The film is further weighed down by dead-ends and asides. Victoria Monét, Grande’s close friend and fellow artist, shows up at one point to rehearse their 2019 collaboration, “MONOPOLY,” but we don’t get to see them actually perform it that night. Grande screams in delight hearing that Donald Trump’s impeachment will move forward, a scene that feels more or less pointless now. Cue another on-screen annotation: “(too bad he wasn’t convicted – thank god biden won anyway!)”

It’s been made less to convert the unconverted than to supply die-hard Arianators with some new GIFs.

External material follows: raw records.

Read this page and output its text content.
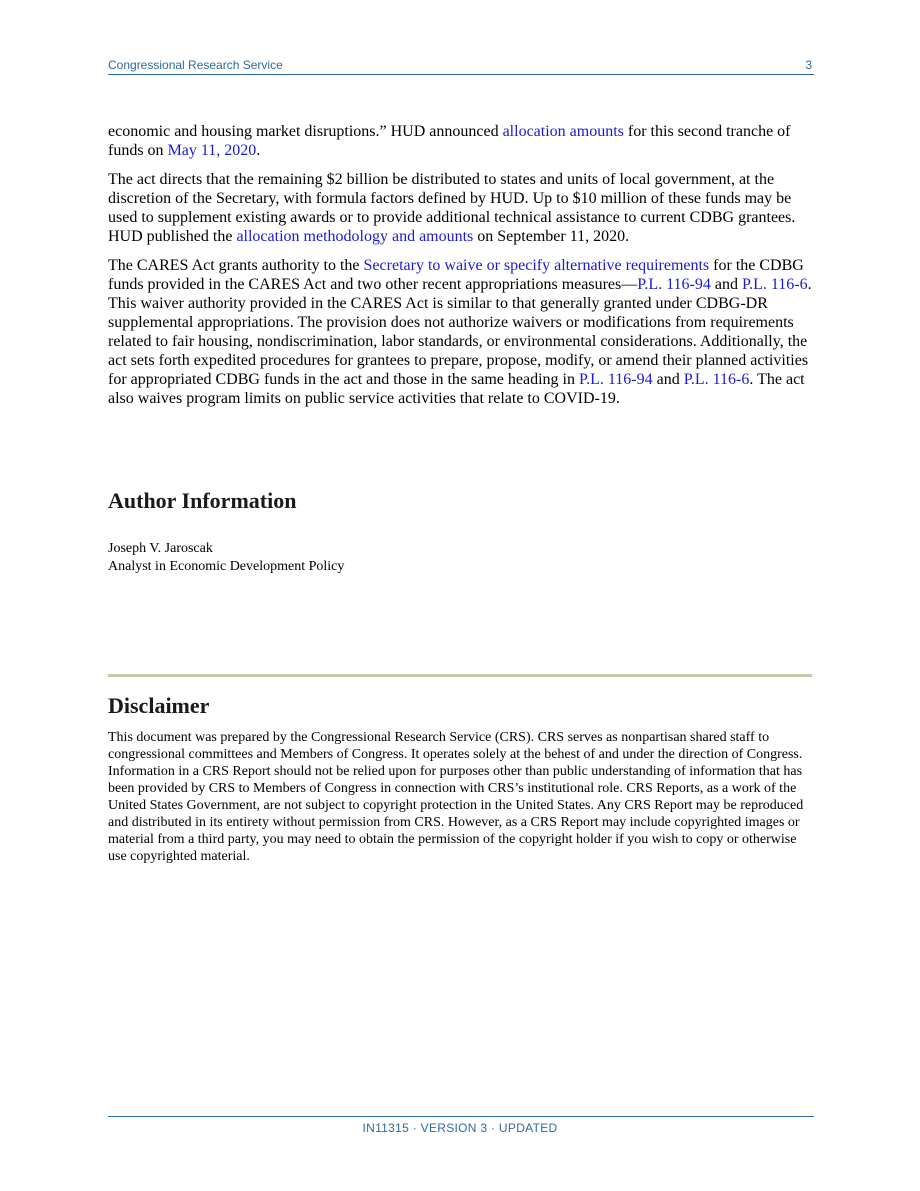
Congressional Research Service	3

economic and housing market disruptions.” HUD announced allocation amounts for this second tranche of funds on May 11, 2020.

The act directs that the remaining $2 billion be distributed to states and units of local government, at the discretion of the Secretary, with formula factors defined by HUD. Up to $10 million of these funds may be used to supplement existing awards or to provide additional technical assistance to current CDBG grantees. HUD published the allocation methodology and amounts on September 11, 2020.

The CARES Act grants authority to the Secretary to waive or specify alternative requirements for the CDBG funds provided in the CARES Act and two other recent appropriations measures—P.L. 116-94 and P.L. 116-6. This waiver authority provided in the CARES Act is similar to that generally granted under CDBG-DR supplemental appropriations. The provision does not authorize waivers or modifications from requirements related to fair housing, nondiscrimination, labor standards, or environmental considerations. Additionally, the act sets forth expedited procedures for grantees to prepare, propose, modify, or amend their planned activities for appropriated CDBG funds in the act and those in the same heading in P.L. 116-94 and P.L. 116-6. The act also waives program limits on public service activities that relate to COVID-19.

Author Information
Joseph V. Jaroscak
Analyst in Economic Development Policy
Disclaimer

This document was prepared by the Congressional Research Service (CRS). CRS serves as nonpartisan shared staff to congressional committees and Members of Congress. It operates solely at the behest of and under the direction of Congress. Information in a CRS Report should not be relied upon for purposes other than public understanding of information that has been provided by CRS to Members of Congress in connection with CRS’s institutional role. CRS Reports, as a work of the United States Government, are not subject to copyright protection in the United States. Any CRS Report may be reproduced and distributed in its entirety without permission from CRS. However, as a CRS Report may include copyrighted images or material from a third party, you may need to obtain the permission of the copyright holder if you wish to copy or otherwise use copyrighted material.

IN11315 · VERSION 3 · UPDATED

It’s hard not to feel like these segments could’ve instead been uploaded to Grande’s YouTube channel, since they serve as an awkward claw machine continually removing you from the show itself—an escapist marvel of glitter and bisexual lighting that you don’t really want to leave. Little is learned from them, and their extreme 2019-ness risks dulling the film’s rewatchability factor down the line. They also make excuse me’s seams all the more visible, revealing it to be a bald-faced fan service effort that should have been a slick document of her best tour yet.  

In a December 9 Instagram post addressed to her fans, Grande announced the film as “a love letter to u all.” As someone who counts myself among that group, I’m grateful to have this conclusion to the Sweetener and thank u, next mega-era now that she’s firmly thrusting ahead with the positions (2020) one. Hours before excuse me went live, Grande announced her engagement to boyfriend Dalton Gomez, and, reading her early-December post back now, it seems as if said development had already happened by then. The delayed timing of the latter announcement suggests that Grande was keen to close her previous chapter in one fell swoop this week. It’s unfortunate that the rest of us will have to be reminded of Trump, one of the things her art has provided a wonderful escape from these last several years, every time we want to revisit it.